We repeated the cooling studies on the high T Fermi fibre using more probes which allow a fuller mapping of either end, as well as the z-dependence.

7 probes were placed 5cm from the input end. 7 probes were placed 5cm from the output end. A probe was placed on the input pipe and another on the output pipe. Finally an additional 3 probes were placed on the carbon fibre rail directly above the pipe. This meant that in total there were 5 probes equally spaced in z, along the rail directly over the pipe.

This plot shows the response of the 14 probes at either end. The horizontal axis is the delta T between the input coolant and the room temperature. The vertical axis is the delta T between the probe and the room temperature. The different colours refer to the position. Full lines are at the input end; dashed at the output. We note:

The input end cools better than the output end for the rails above the pipe, for the 1st nearest-neighbour, for the 2nd nearest-neighbour, and for the 3rd nearest-neighbour.

The side with less material cools better than the side with more material. This is most obvious for the 2nd nearest-neighbour, but can also be seen for the 1st nearest-neighbout.

It looks strange, but the 3rd nearest-neighbour seems to cool better than the 2nd nearest-neighbour beside it. Having talked with Peter, this is probably due to the way the fibres are laid down. The 3rd nearest-neighbour has 90 degree fibres connecting it to the inner cylinder, but the 2nd nearest-neighbour has 0 degree fibres and only cools via a small overlap to the 1st and 3rd neighbours. In the real situation this isn't a problem... there will of course be another pipe under this ledge.
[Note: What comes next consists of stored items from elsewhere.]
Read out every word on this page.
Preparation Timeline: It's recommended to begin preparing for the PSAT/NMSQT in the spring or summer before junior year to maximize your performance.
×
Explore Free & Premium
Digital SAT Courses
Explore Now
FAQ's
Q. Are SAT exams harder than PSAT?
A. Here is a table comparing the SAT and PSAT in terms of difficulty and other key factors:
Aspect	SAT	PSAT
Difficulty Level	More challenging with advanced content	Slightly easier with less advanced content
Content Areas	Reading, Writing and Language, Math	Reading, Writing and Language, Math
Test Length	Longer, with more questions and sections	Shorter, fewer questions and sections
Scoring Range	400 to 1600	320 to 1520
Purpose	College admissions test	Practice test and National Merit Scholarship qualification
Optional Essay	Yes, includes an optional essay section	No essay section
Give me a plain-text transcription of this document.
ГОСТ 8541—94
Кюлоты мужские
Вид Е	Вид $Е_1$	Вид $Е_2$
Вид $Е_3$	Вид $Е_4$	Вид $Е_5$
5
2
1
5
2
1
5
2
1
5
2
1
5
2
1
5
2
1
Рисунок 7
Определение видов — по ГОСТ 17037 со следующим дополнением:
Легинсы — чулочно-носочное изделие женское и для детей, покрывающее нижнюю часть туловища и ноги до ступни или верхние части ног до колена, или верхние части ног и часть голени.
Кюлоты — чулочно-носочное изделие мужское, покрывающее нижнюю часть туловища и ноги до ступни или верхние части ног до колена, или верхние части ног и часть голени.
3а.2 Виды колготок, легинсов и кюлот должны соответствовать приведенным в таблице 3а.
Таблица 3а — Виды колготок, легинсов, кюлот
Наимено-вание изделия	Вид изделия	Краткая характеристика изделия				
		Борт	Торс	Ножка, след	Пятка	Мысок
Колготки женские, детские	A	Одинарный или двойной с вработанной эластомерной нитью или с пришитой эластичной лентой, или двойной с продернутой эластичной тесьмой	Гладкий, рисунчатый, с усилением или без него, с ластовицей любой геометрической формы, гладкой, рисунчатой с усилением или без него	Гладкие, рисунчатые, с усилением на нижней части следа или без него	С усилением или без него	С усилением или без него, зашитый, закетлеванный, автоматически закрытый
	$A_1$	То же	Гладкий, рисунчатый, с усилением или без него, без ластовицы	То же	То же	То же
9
The chisquared of all these fits are excellent, giving us confidence that the linear hypothesis is valid. It corresponds to a measurement error of 0.3 degrees, which is quite a bit smaller than some of the effects we can see. Thus we believe these effects are real and due to genuine characteristics of the fibre and its construction.

An independent check is provided by examining the extrapolation of all lines to (0,0) point. This point is reconstructed with an error of 1.5 degrees and a good chi-squared which gives further confidence in the linear hypthesis and in the understanding of our measurement errors.

This plot shows the response of the 14 probes when we reduced the flow by 20%. Why 20% you might well ask ? Well the pressure drop was 50% but measuring the flow directly, it only decreased by 20%. You can compare this plot directly to the previous one and you see the same behaviour. The important number here, is that the difference between the output coolant temperature and the input coolant temperature is 6.0 +- .3 degrees, while for the 20% greater flow, the difference was 5.2 +-.3 degrees. Lousy stats... the water temperature is 0.8+-.5 degrees different, roughly 20+-10% different, when the flow rate is 20% greater. This is, at best, a consistency check which agrees with thermodynamics, but one we will repeat at a genuine 50% decrease.

Here is the plot for the delta T as a function of z, for 5 different input coolant temperatures, indicated by the different colours. We note:

The falloff is basically linear. The further along the fibre structure, the less well things cool.

However, you can see there are outliers. The 2nd and 4th points in z, do not cool as effectively as the points 1, 3 and 5. The residuals to the straight line 'best fit' are much much bigger than our measurement uncertainties. Furthermore (if you ignore the green and red second point (I will come back to this)), all the offsets are in the same direction, and of a magnitude which scales according to the size of the delta T. So this is a real effect, and your suspicions that the fibre was not being cooled uniformly along its length are correct. More work is clearly required on effective greasing.

This is the same plot for delta T as a function of z, but with the reduced pressure. The same behaviour is observed with points 2 and 4 being worse cooled. I return now to the fact that the green and red 2nd point appear to be well cooled, and agreeing with the best fit, while all other point 2s, are bad. We puzzled over this for a while because this should be too big to be a measurement uncertainty. It turns out that these two points were the first two taken, before we went home one evening. All the other measurements were taken the next day. So 'something happened': either the grease moved or the probe detached itself somewhat. This is all good information to have. The grease can move overnight... we must include some means to ensure its stability over not days, but years.

That's all for now. We have obtained a thermal imaging camera... so the next update will hopefully be accompanied by pretty pictures.